A Carmen of the North (Een Carmen van het Noorden) is a 1919 Dutch silent romantic drama film directed by Maurits Binger.
==Plot==

The American release of A Carmen of the North

Jozef is a young farmer who has been ordered to leave his mother and childhood sweetheart Mareike, in order to join the army during the Great War. Carmen is a fatally attractive coquette living in the poor quarters, and working in a cigarette factory. One day, she plays a practical joke on one of her co-workers. The girl can't appreciate this and starts a fight; to which Carmen responds by stabbing her with a knife.

Stationed in the factory, Jozef is ordered to hold Carmen. While being guarded, Carmen successfully seduces Jozef and convinces him to undo her from her handcuffs: "For Carmen's heart was fickle. Her passions wild and bold. Proud of every conquest. And fond of foolish gold." She gratefully thanks him and then escapes through the window. While she joins her confederates - a group of bandits - Jozef feels guilty not for having released her, but for having fallen in love with her. He is arrested for having helped a fugitive, and is imprisoned.

One day, Jozef receives a letter from Carmen: "Come to me Jozef, and I shall show you the way to freedom, where none shall be afraid of their past – no loss or trouble to either of us again." He is able to distract his guards and flees to the bar where Carmen is staying. He feels guilty for kissing her, but then starts a fight with another man who seduces her. Afterward, the guards arrive at the bar to search for Jozef, and he is convinced by Carmen to join her as a fugitive.

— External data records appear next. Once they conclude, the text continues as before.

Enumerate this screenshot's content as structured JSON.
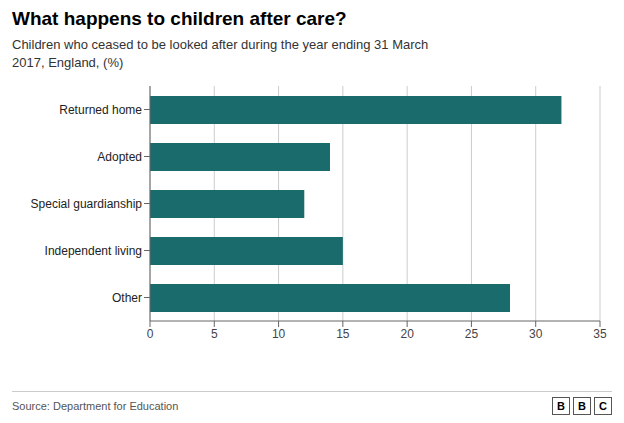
{
  "chart_data": {
    "type": "bar",
    "orientation": "horizontal",
    "title": "What happens to children after care?",
    "subtitle": "Children who ceased to be looked after during the year ending 31 March\n2017, England, (%)",
    "categories": [
      "Returned home",
      "Adopted",
      "Special guardianship",
      "Independent living",
      "Other"
    ],
    "values": [
      32,
      14,
      12,
      15,
      28
    ],
    "color": "#1a6b6b",
    "xlim": [
      0,
      35
    ],
    "xticks": [
      0,
      5,
      10,
      15,
      20,
      25,
      30,
      35
    ],
    "grid": true,
    "annotations": [
      "Source: Department for Education",
      "BBC"
    ]
  }
}
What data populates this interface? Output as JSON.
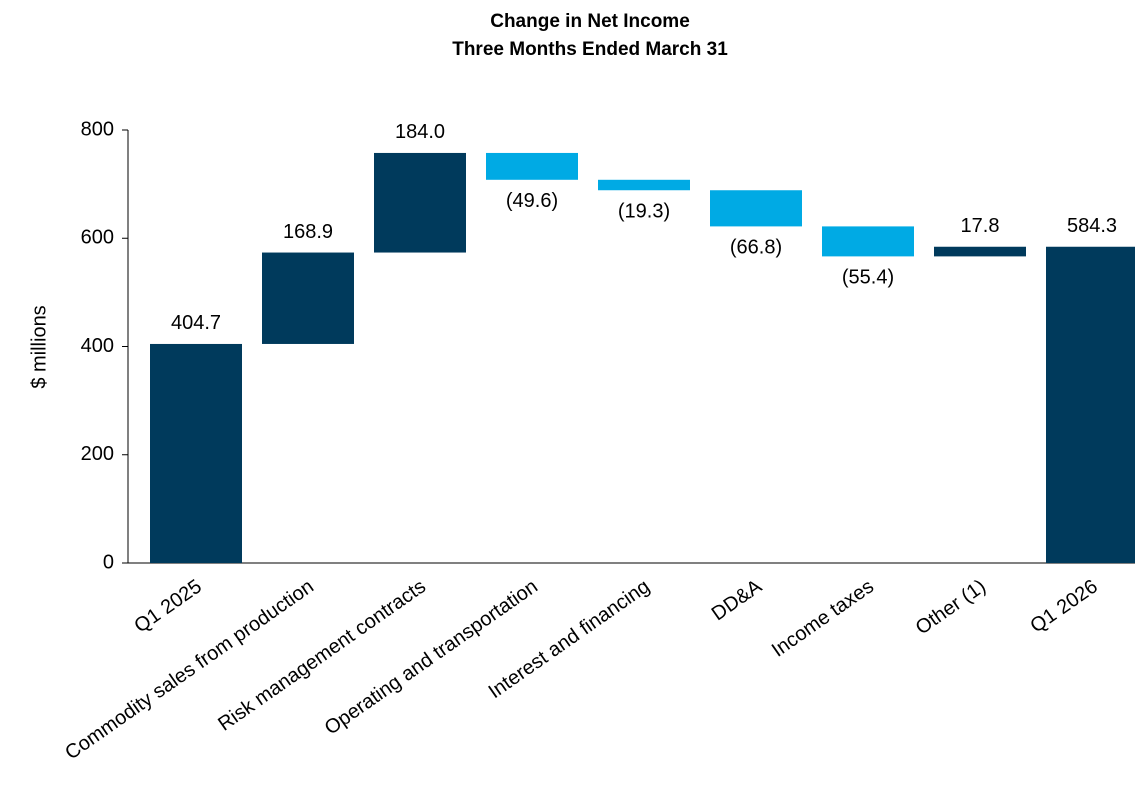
{
  "chart_data": {
    "type": "waterfall",
    "title": "Change in Net Income",
    "subtitle": "Three Months Ended March 31",
    "y_label": "$ millions",
    "categories": [
      "Q1 2025",
      "Commodity sales from production",
      "Risk management contracts",
      "Operating and transportation",
      "Interest and financing",
      "DD&A",
      "Income taxes",
      "Other (1)",
      "Q1 2026"
    ],
    "values": [
      404.7,
      168.9,
      184.0,
      -49.6,
      -19.3,
      -66.8,
      -55.4,
      17.8,
      584.3
    ],
    "value_labels": [
      "404.7",
      "168.9",
      "184.0",
      "(49.6)",
      "(19.3)",
      "(66.8)",
      "(55.4)",
      "17.8",
      "584.3"
    ],
    "total_color": "#003a5c",
    "increase_color": "#003a5c",
    "decrease_color": "#00aae4",
    "ylim": [
      0,
      800
    ],
    "yticks": [
      0,
      200,
      400,
      600,
      800
    ],
    "grid": false
  }
}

They become part of an organised crime, which includes Carmen entertaining a group of soldiers, while the other men, among them Jozef, get the stuff over the border.

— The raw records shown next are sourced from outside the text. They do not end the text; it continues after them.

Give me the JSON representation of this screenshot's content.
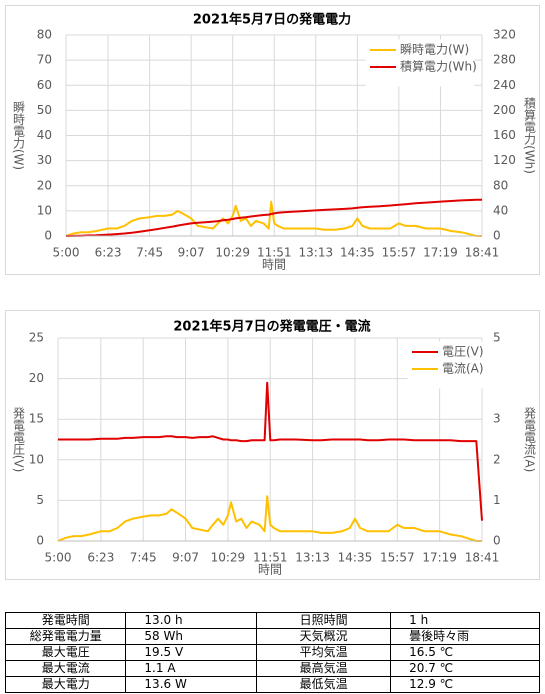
{
  "chart_data": [
    {
      "type": "line",
      "title": "2021年5月7日の発電電力",
      "x_label": "時間",
      "y_label": "瞬時電力(W)",
      "y2_label": "積算電力(Wh)",
      "x": [
        300,
        315,
        330,
        345,
        360,
        383,
        400,
        415,
        430,
        445,
        465,
        480,
        495,
        510,
        520,
        530,
        547,
        560,
        575,
        590,
        600,
        610,
        620,
        629,
        635,
        645,
        655,
        665,
        675,
        690,
        700,
        705,
        711,
        718,
        730,
        745,
        760,
        793,
        810,
        830,
        850,
        865,
        875,
        885,
        900,
        920,
        940,
        957,
        970,
        990,
        1010,
        1039,
        1060,
        1080,
        1100,
        1110,
        1121
      ],
      "xlim": [
        300,
        1121
      ],
      "xticks": [
        {
          "value": 300,
          "label": "5:00"
        },
        {
          "value": 383,
          "label": "6:23"
        },
        {
          "value": 465,
          "label": "7:45"
        },
        {
          "value": 547,
          "label": "9:07"
        },
        {
          "value": 629,
          "label": "10:29"
        },
        {
          "value": 711,
          "label": "11:51"
        },
        {
          "value": 793,
          "label": "13:13"
        },
        {
          "value": 875,
          "label": "14:35"
        },
        {
          "value": 957,
          "label": "15:57"
        },
        {
          "value": 1039,
          "label": "17:19"
        },
        {
          "value": 1121,
          "label": "18:41"
        }
      ],
      "ylim": [
        0,
        80
      ],
      "yticks": [
        0,
        10,
        20,
        30,
        40,
        50,
        60,
        70,
        80
      ],
      "y2lim": [
        0,
        320
      ],
      "y2ticks": [
        0,
        40,
        80,
        120,
        160,
        200,
        240,
        280,
        320
      ],
      "grid": true,
      "legend": "upper right",
      "series": [
        {
          "name": "瞬時電力(W)",
          "color": "#ffc000",
          "values": [
            0,
            1,
            1.5,
            1.5,
            2,
            3,
            3,
            4,
            6,
            7,
            7.5,
            8,
            8,
            8.5,
            10,
            9,
            7,
            4,
            3.5,
            3,
            5,
            7,
            5,
            8,
            12,
            6,
            7,
            4,
            6,
            5,
            3,
            13.6,
            5,
            4,
            3,
            3,
            3,
            3,
            2.5,
            2.5,
            3,
            4,
            7,
            4,
            3,
            3,
            3,
            5,
            4,
            4,
            3,
            3,
            2,
            1.5,
            0.5,
            0,
            0
          ]
        },
        {
          "name": "積算電力(Wh)",
          "color": "#e00000",
          "axis": "y2",
          "values": [
            0,
            0.2,
            0.5,
            0.9,
            1.3,
            2.2,
            3,
            4,
            5.2,
            6.8,
            9,
            11,
            13,
            15,
            16.5,
            18,
            20,
            21,
            22,
            23,
            23.8,
            25,
            26,
            27,
            28,
            29,
            30,
            31,
            32,
            33.5,
            34,
            35,
            36,
            37,
            37.8,
            38.5,
            39.2,
            40.8,
            41.5,
            42.3,
            43.2,
            44,
            45,
            45.8,
            46.5,
            47.5,
            48.5,
            49.8,
            50.7,
            52,
            53.2,
            54.8,
            55.8,
            56.6,
            57.3,
            57.6,
            57.8
          ]
        }
      ]
    },
    {
      "type": "line",
      "title": "2021年5月7日の発電電圧・電流",
      "x_label": "時間",
      "y_label": "発電電圧(V)",
      "y2_label": "発電電流(A)",
      "x": [
        300,
        315,
        330,
        345,
        360,
        383,
        400,
        415,
        430,
        445,
        465,
        480,
        495,
        510,
        520,
        530,
        547,
        560,
        575,
        590,
        600,
        610,
        620,
        629,
        635,
        645,
        655,
        665,
        675,
        690,
        700,
        705,
        711,
        718,
        730,
        745,
        760,
        793,
        810,
        830,
        850,
        865,
        875,
        885,
        900,
        920,
        940,
        957,
        970,
        990,
        1010,
        1039,
        1060,
        1080,
        1100,
        1110,
        1121
      ],
      "xlim": [
        300,
        1121
      ],
      "xticks": [
        {
          "value": 300,
          "label": "5:00"
        },
        {
          "value": 383,
          "label": "6:23"
        },
        {
          "value": 465,
          "label": "7:45"
        },
        {
          "value": 547,
          "label": "9:07"
        },
        {
          "value": 629,
          "label": "10:29"
        },
        {
          "value": 711,
          "label": "11:51"
        },
        {
          "value": 793,
          "label": "13:13"
        },
        {
          "value": 875,
          "label": "14:35"
        },
        {
          "value": 957,
          "label": "15:57"
        },
        {
          "value": 1039,
          "label": "17:19"
        },
        {
          "value": 1121,
          "label": "18:41"
        }
      ],
      "ylim": [
        0,
        25
      ],
      "yticks": [
        0,
        5,
        10,
        15,
        20,
        25
      ],
      "y2lim": [
        0,
        5
      ],
      "y2ticks": [
        0,
        1,
        2,
        3,
        4,
        5
      ],
      "grid": true,
      "legend": "upper right",
      "series": [
        {
          "name": "電圧(V)",
          "color": "#e00000",
          "values": [
            12.5,
            12.5,
            12.5,
            12.5,
            12.5,
            12.6,
            12.6,
            12.6,
            12.7,
            12.7,
            12.8,
            12.8,
            12.8,
            12.9,
            12.9,
            12.8,
            12.8,
            12.7,
            12.8,
            12.8,
            12.9,
            12.7,
            12.5,
            12.5,
            12.4,
            12.4,
            12.3,
            12.3,
            12.4,
            12.4,
            12.4,
            19.5,
            12.4,
            12.4,
            12.5,
            12.5,
            12.5,
            12.4,
            12.4,
            12.5,
            12.5,
            12.5,
            12.5,
            12.5,
            12.4,
            12.4,
            12.5,
            12.5,
            12.5,
            12.4,
            12.4,
            12.4,
            12.4,
            12.3,
            12.3,
            12.3,
            2.5
          ]
        },
        {
          "name": "電流(A)",
          "color": "#ffc000",
          "axis": "y2",
          "values": [
            0,
            0.08,
            0.12,
            0.12,
            0.16,
            0.24,
            0.24,
            0.32,
            0.48,
            0.55,
            0.6,
            0.63,
            0.63,
            0.67,
            0.78,
            0.7,
            0.55,
            0.32,
            0.28,
            0.24,
            0.4,
            0.55,
            0.4,
            0.63,
            0.95,
            0.48,
            0.55,
            0.32,
            0.48,
            0.4,
            0.24,
            1.1,
            0.4,
            0.32,
            0.24,
            0.24,
            0.24,
            0.24,
            0.2,
            0.2,
            0.24,
            0.32,
            0.55,
            0.32,
            0.24,
            0.24,
            0.24,
            0.4,
            0.32,
            0.32,
            0.24,
            0.24,
            0.16,
            0.12,
            0.04,
            0,
            0
          ]
        }
      ]
    }
  ],
  "table": {
    "rows": [
      [
        "発電時間",
        "13.0 h",
        "日照時間",
        "1 h"
      ],
      [
        "総発電電力量",
        "58 Wh",
        "天気概況",
        "曇後時々雨"
      ],
      [
        "最大電圧",
        "19.5 V",
        "平均気温",
        "16.5 ℃"
      ],
      [
        "最大電流",
        "1.1 A",
        "最高気温",
        "20.7 ℃"
      ],
      [
        "最大電力",
        "13.6 W",
        "最低気温",
        "12.9 ℃"
      ]
    ]
  }
}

Meanwhile, Mareike has left her home to search for Jozef on the cold streets. She is satisfied to find him, but Jozef orders her to leave. He then returns to Carmen, and demands that she will never love another man. Carmen, aware that she can't live up to Jozef's expectations, finds refuge in a bar. Jozef follows her and blames her for having ruined his life. He then leaves, as he realizes that his love for Carmen is gone. The same night, Carmen falls for Dalboni, a celebrated baritone. She seduces him, and he in turn is impressed with her.

Several nights later, Dalboni reads from The Bohemian Girl. Carmen, realizing that she has fallen in love with Dalboni, writes to Jozef that she no longer can see him. A year later, she is a happily married woman living in extreme wealth, while Jozef wanders through the streets. At the premiere of an opera, Dalboni is praised by the audience, and he calls Carmen his inspiration. "But the shadow returned again. The man forsaken came out of her past." Jozef finds Carmen backstage and confronts her with all that she has caused in his life. When he asks her if she still loves him, she responds by describing her love for Dalboni: "He is everything to me. Now, at last, I know what real love is. I shall live for him alone." In a rage, Jozef condemns Carmen and stabs her to death.

==Cast==
- Annie Bos as Carmen
- Adelqui Migliar as Jozef
- Jan van Dommelen as Dalboni
- Paula de Waart as Jozef's moeder
- Jeanne van der Pers as Mareike
- Ernst Winar
- Fred Homann
- Leni Marcus

==Alternative ending==
In the copies that surfaced in America, Jozef, while trying to kill Carmen, was overpowered by Dalboni. He was sent to prison, where he spent two years of his life: "Back to the depths – the end of a fool's paradise." Mareike and his mother visited him in prison, and Jozef begged them for forgiveness. After his release, he returned to Mareike, who had decided to forgive him: "Then the gold returned to the sun and every day was bright with the joy of living."